I didn’t care really that I had different interests to everyone else, and for the most part I didn’t care that they made fun of me for it. If they were doing that they’re not kicking me or trying to set fire to my hair which is always a plus.I just felt that science fiction and fantasy were a better lens for life then soap operas, and at the very least they promoted an optimistic view of the future as well as being complete escapism from reality.

Doom

Doom

When I was about 13 or 14 my year was given the Hobbit to read and I remember clearly that I was the only person in my class who actually finished the book. Even some of the smarter guys in the room confessed that it was too long and they couldn’t get through it, but I ate it up and bought the Lord of the Rings trilogy shortly afterwards. This was not to be an isolated incident. I played board games like Hero Quest which was a pared back knock off of dungeons and dragons. I had a stack of computer games and for years looked for someone to play multiplayer Doom with. To no avail.

Sufficed to say I didn’t really get along with the other kids. Foolishly I learned to hide this geeky side of me as I got older and talked about my forbidden loves of Babylon 5 and Quantum Leap less and less. By the time I reached the end of school I had learned to all but keep my mouth shut about my hobbies and interests and sought refuge online and in the few stores like Forbidden Planet around Dublin.

Suddenly in college my eyes were opened up. I met groups that not only shared my interests, they expressed them in societies, film nights and even group gaming sessions. Slowly but surely I began to realize that not only was there a place for the fandom and Trekkie-ness, but it could be a positive.

I joined college at an interesting time when the dot-com bubble hadn’t quick burst yet and people were still very much in the technology frame of mind. Stories were still coming from Silicon Valley of untold riches that could be made by the tech-savvy and the majority of these people were geeks like me. Even after the bubble went pop the enthusiasm didn’t falter that this was the space to be in.

Over the next few years it became clear that no industry could escape the reach of computers, the internet and technology in general. Once seemingly inflexible and conservative industries and business were learning to embrace the future. Banks for example saw the benefit of doing things digitally instead of cheques and tellers. Even farming started to use monitors for livestock, automated machines for crops and more. Before long the most coveted jobs were in IT and along with this came the rise of the geek.

Commodore 64

Commodore 64 The Peak In Computing

Before long it seemed like everyone was a fan of Firefly.
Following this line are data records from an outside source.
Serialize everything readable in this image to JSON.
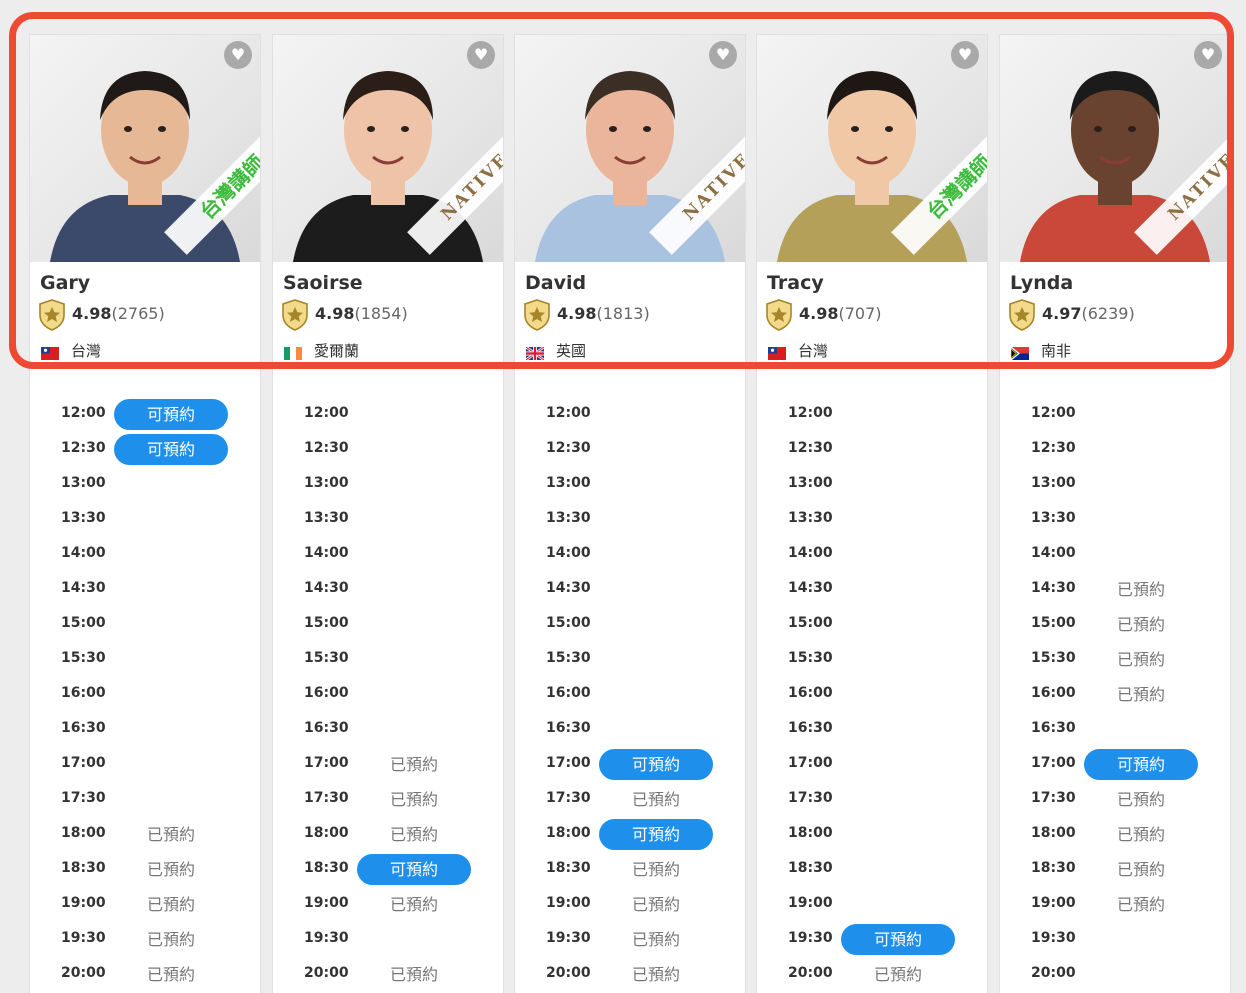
{
  "times": [
    "12:00",
    "12:30",
    "13:00",
    "13:30",
    "14:00",
    "14:30",
    "15:00",
    "15:30",
    "16:00",
    "16:30",
    "17:00",
    "17:30",
    "18:00",
    "18:30",
    "19:00",
    "19:30",
    "20:00"
  ],
  "status_labels": {
    "available": "可預約",
    "booked": "已預約"
  },
  "tutors": [
    {
      "name": "Gary",
      "rating": "4.98",
      "reviews": "(2765)",
      "country": "台灣",
      "flag": "taiwan-flag-icon",
      "ribbon": "台灣講師",
      "ribbon_type": "tw",
      "skin": "#e6b896",
      "hair": "#1f1a17",
      "shirt": "#3b4a6b",
      "slots": [
        "available",
        "available",
        "",
        "",
        "",
        "",
        "",
        "",
        "",
        "",
        "",
        "",
        "booked",
        "booked",
        "booked",
        "booked",
        "booked"
      ]
    },
    {
      "name": "Saoirse",
      "rating": "4.98",
      "reviews": "(1854)",
      "country": "愛爾蘭",
      "flag": "ireland-flag-icon",
      "ribbon": "NATIVE",
      "ribbon_type": "native",
      "skin": "#eec3a7",
      "hair": "#2b1d17",
      "shirt": "#1c1c1c",
      "slots": [
        "",
        "",
        "",
        "",
        "",
        "",
        "",
        "",
        "",
        "",
        "booked",
        "booked",
        "booked",
        "available",
        "booked",
        "",
        "booked"
      ]
    },
    {
      "name": "David",
      "rating": "4.98",
      "reviews": "(1813)",
      "country": "英國",
      "flag": "uk-flag-icon",
      "ribbon": "NATIVE",
      "ribbon_type": "native",
      "skin": "#eab59a",
      "hair": "#3b2e25",
      "shirt": "#a9c2df",
      "slots": [
        "",
        "",
        "",
        "",
        "",
        "",
        "",
        "",
        "",
        "",
        "available",
        "booked",
        "available",
        "booked",
        "booked",
        "booked",
        "booked"
      ]
    },
    {
      "name": "Tracy",
      "rating": "4.98",
      "reviews": "(707)",
      "country": "台灣",
      "flag": "taiwan-flag-icon",
      "ribbon": "台灣講師",
      "ribbon_type": "tw",
      "skin": "#f0c8a6",
      "hair": "#1e1714",
      "shirt": "#b5a05a",
      "slots": [
        "",
        "",
        "",
        "",
        "",
        "",
        "",
        "",
        "",
        "",
        "",
        "",
        "",
        "",
        "",
        "available",
        "booked"
      ]
    },
    {
      "name": "Lynda",
      "rating": "4.97",
      "reviews": "(6239)",
      "country": "南非",
      "flag": "south-africa-flag-icon",
      "ribbon": "NATIVE",
      "ribbon_type": "native",
      "skin": "#6a4330",
      "hair": "#1b1b1b",
      "shirt": "#c9483a",
      "slots": [
        "",
        "",
        "",
        "",
        "",
        "booked",
        "booked",
        "booked",
        "booked",
        "",
        "available",
        "booked",
        "booked",
        "booked",
        "booked",
        "",
        ""
      ]
    }
  ]
}
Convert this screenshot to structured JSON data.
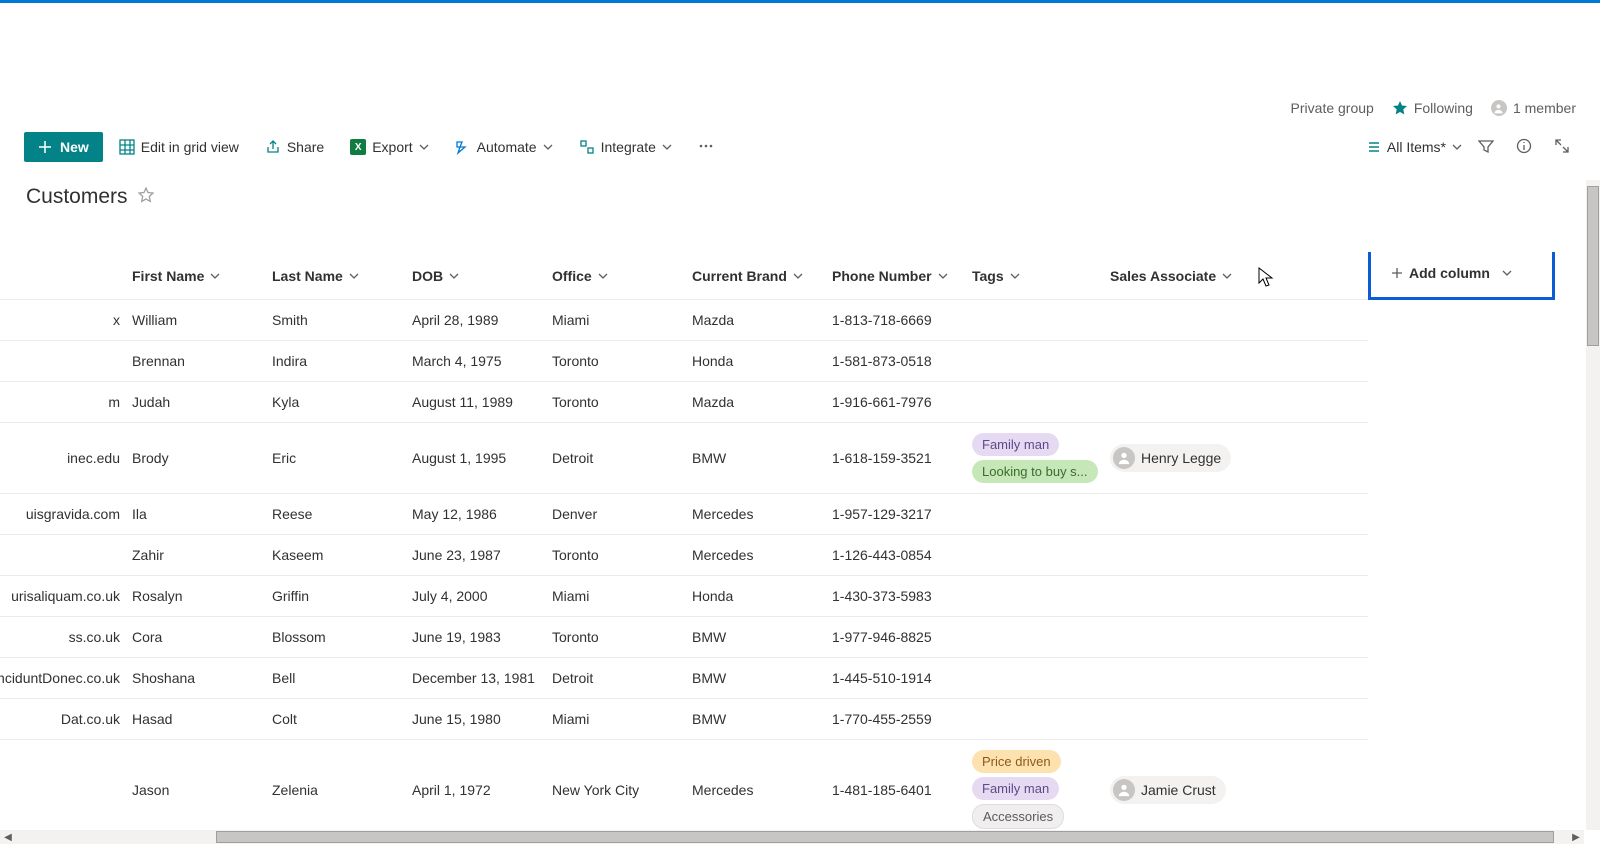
{
  "header": {
    "privateGroup": "Private group",
    "following": "Following",
    "members": "1 member"
  },
  "toolbar": {
    "new": "New",
    "editGrid": "Edit in grid view",
    "share": "Share",
    "export": "Export",
    "automate": "Automate",
    "integrate": "Integrate",
    "allItems": "All Items*"
  },
  "list": {
    "title": "Customers",
    "addColumn": "Add column",
    "columns": {
      "firstName": "First Name",
      "lastName": "Last Name",
      "dob": "DOB",
      "office": "Office",
      "currentBrand": "Current Brand",
      "phone": "Phone Number",
      "tags": "Tags",
      "salesAssoc": "Sales Associate"
    },
    "rows": [
      {
        "email": "x",
        "first": "William",
        "last": "Smith",
        "dob": "April 28, 1989",
        "office": "Miami",
        "brand": "Mazda",
        "phone": "1-813-718-6669",
        "tags": [],
        "assoc": null
      },
      {
        "email": "",
        "first": "Brennan",
        "last": "Indira",
        "dob": "March 4, 1975",
        "office": "Toronto",
        "brand": "Honda",
        "phone": "1-581-873-0518",
        "tags": [],
        "assoc": null
      },
      {
        "email": "m",
        "first": "Judah",
        "last": "Kyla",
        "dob": "August 11, 1989",
        "office": "Toronto",
        "brand": "Mazda",
        "phone": "1-916-661-7976",
        "tags": [],
        "assoc": null
      },
      {
        "email": "inec.edu",
        "first": "Brody",
        "last": "Eric",
        "dob": "August 1, 1995",
        "office": "Detroit",
        "brand": "BMW",
        "phone": "1-618-159-3521",
        "tags": [
          {
            "t": "Family man",
            "c": "purple"
          },
          {
            "t": "Looking to buy s...",
            "c": "green"
          }
        ],
        "assoc": "Henry Legge"
      },
      {
        "email": "uisgravida.com",
        "first": "Ila",
        "last": "Reese",
        "dob": "May 12, 1986",
        "office": "Denver",
        "brand": "Mercedes",
        "phone": "1-957-129-3217",
        "tags": [],
        "assoc": null
      },
      {
        "email": "",
        "first": "Zahir",
        "last": "Kaseem",
        "dob": "June 23, 1987",
        "office": "Toronto",
        "brand": "Mercedes",
        "phone": "1-126-443-0854",
        "tags": [],
        "assoc": null
      },
      {
        "email": "urisaliquam.co.uk",
        "first": "Rosalyn",
        "last": "Griffin",
        "dob": "July 4, 2000",
        "office": "Miami",
        "brand": "Honda",
        "phone": "1-430-373-5983",
        "tags": [],
        "assoc": null
      },
      {
        "email": "ss.co.uk",
        "first": "Cora",
        "last": "Blossom",
        "dob": "June 19, 1983",
        "office": "Toronto",
        "brand": "BMW",
        "phone": "1-977-946-8825",
        "tags": [],
        "assoc": null
      },
      {
        "email": "tinciduntDonec.co.uk",
        "first": "Shoshana",
        "last": "Bell",
        "dob": "December 13, 1981",
        "office": "Detroit",
        "brand": "BMW",
        "phone": "1-445-510-1914",
        "tags": [],
        "assoc": null
      },
      {
        "email": "Dat.co.uk",
        "first": "Hasad",
        "last": "Colt",
        "dob": "June 15, 1980",
        "office": "Miami",
        "brand": "BMW",
        "phone": "1-770-455-2559",
        "tags": [],
        "assoc": null
      },
      {
        "email": "",
        "first": "Jason",
        "last": "Zelenia",
        "dob": "April 1, 1972",
        "office": "New York City",
        "brand": "Mercedes",
        "phone": "1-481-185-6401",
        "tags": [
          {
            "t": "Price driven",
            "c": "orange"
          },
          {
            "t": "Family man",
            "c": "purple"
          },
          {
            "t": "Accessories",
            "c": "gray"
          }
        ],
        "assoc": "Jamie Crust"
      }
    ]
  }
}
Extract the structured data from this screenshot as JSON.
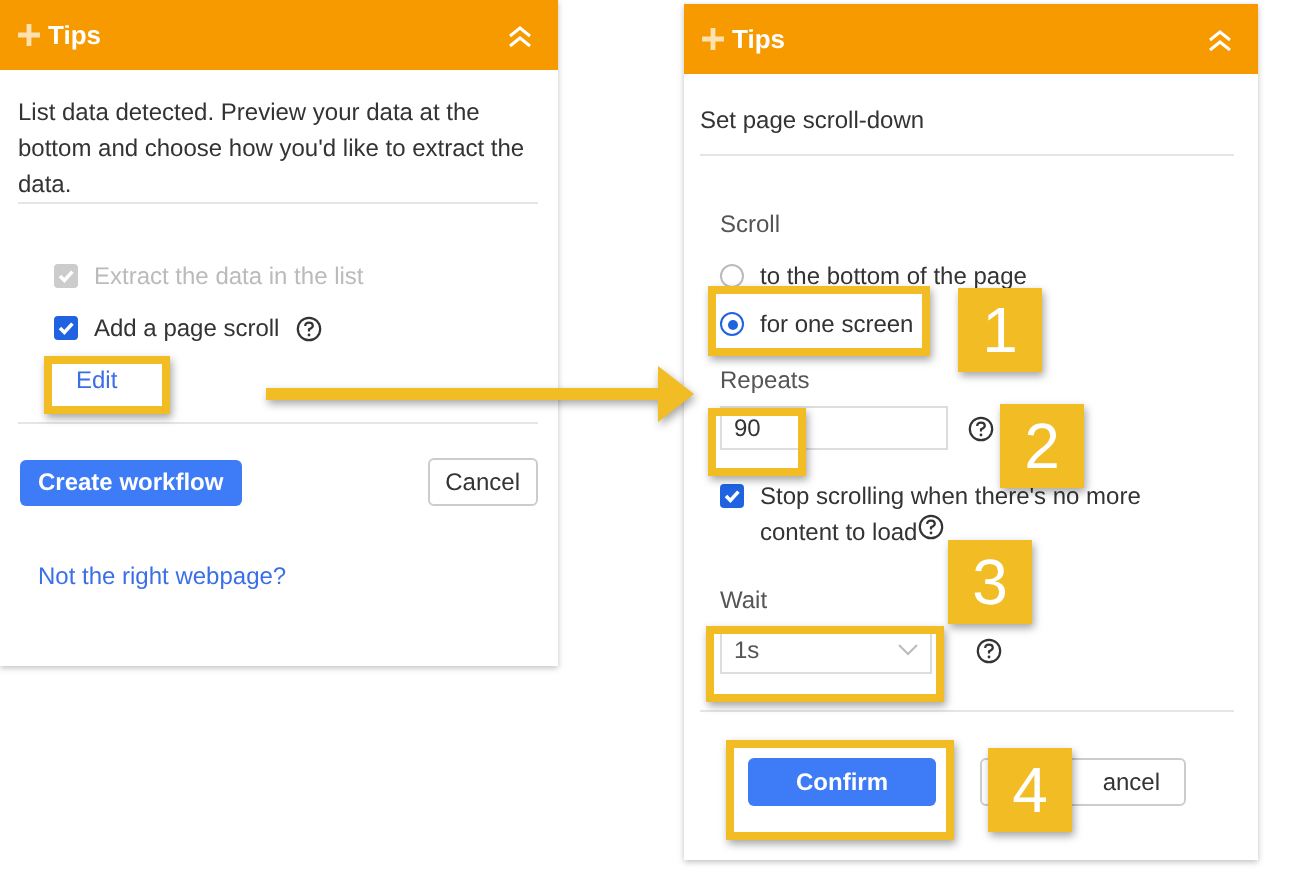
{
  "left_panel": {
    "title": "Tips",
    "description": "List data detected. Preview your data at the bottom and choose how you'd like to extract the data.",
    "options": [
      {
        "label": "Extract the data in the list",
        "checked": true,
        "disabled": true,
        "help": false
      },
      {
        "label": "Add a page scroll",
        "checked": true,
        "disabled": false,
        "help": true
      }
    ],
    "edit_link": "Edit",
    "primary_button": "Create workflow",
    "cancel_button": "Cancel",
    "link": "Not the right webpage?"
  },
  "right_panel": {
    "title": "Tips",
    "subtitle": "Set page scroll-down",
    "scroll_label": "Scroll",
    "scroll_options": [
      {
        "label": "to the bottom of the page",
        "selected": false
      },
      {
        "label": "for one screen",
        "selected": true
      }
    ],
    "repeats_label": "Repeats",
    "repeats_value": "90",
    "stop_option": {
      "label": "Stop scrolling when there's no more content to load",
      "checked": true
    },
    "wait_label": "Wait",
    "wait_value": "1s",
    "confirm_button": "Confirm",
    "cancel_button": "ancel"
  },
  "annotations": [
    "1",
    "2",
    "3",
    "4"
  ]
}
Conversations about favorite superheros became the norm in even the most uptight circles, and the world started to cash in on this. Not only this but the money starting flowing to the techies again. Hollywood caters for the Marvel and DC fans and TV shows are being revived, sometimes really well in the forms of Battlestar Galactica and the new Star Trek. Games are going retro to let you relive your Commodore C64 days of old or if you were a console kid, there are a range of mini retro console machines where you can live out your 16 bit glory days when you used Mario to squish mushrooms.

Something else has changed. At first I became a go-to person when people had issues with their PC or their phone, but more recently I get asked about the new gadgets they should buy, or what movie to start with in a cinematic universe. The power, the glorious power. However, there is something to note. Where once I was the outsider, the alien if you’ll excuse the pun I’m now just part of the crowd. The community has subdivided into factions and at times I struggle to keep up in the arguments over Anime or which adventure time character is the best.

Geek life has become main stream, and this is great. Yeah there is some snobbery involved and, like with any special interests there are those who go to the extremes with their fandom and can come across a bit cult like at times, but the main point is that we’re all geeks now, whether we like it or not. As a funny side note, I have run into people I was in school with who have apologized for picking on me when they were younger and I’ve even had full-blown debates with some of them over shows they have finally got around to watching.

Yup, the tech guys are the ones making the big bucks with their app ideas and the gadgets they create, and they paved the way for the rest of us, but now it seems, particularly where I live, that the geek is the majority. At the very least, TV, entertainment, movies even kids toys seem to be focused squarely at sci-fi enthusiast and the fantasy fan. Even our clothing lines spoil bat symbols and the traits of some Harry Potter house from time to time, so yeah the geeks are here to stay.

Note, I deliberately left out any reference to the Big Bang Theory as its such a divisive TV show among geeks. Besides, it sucks.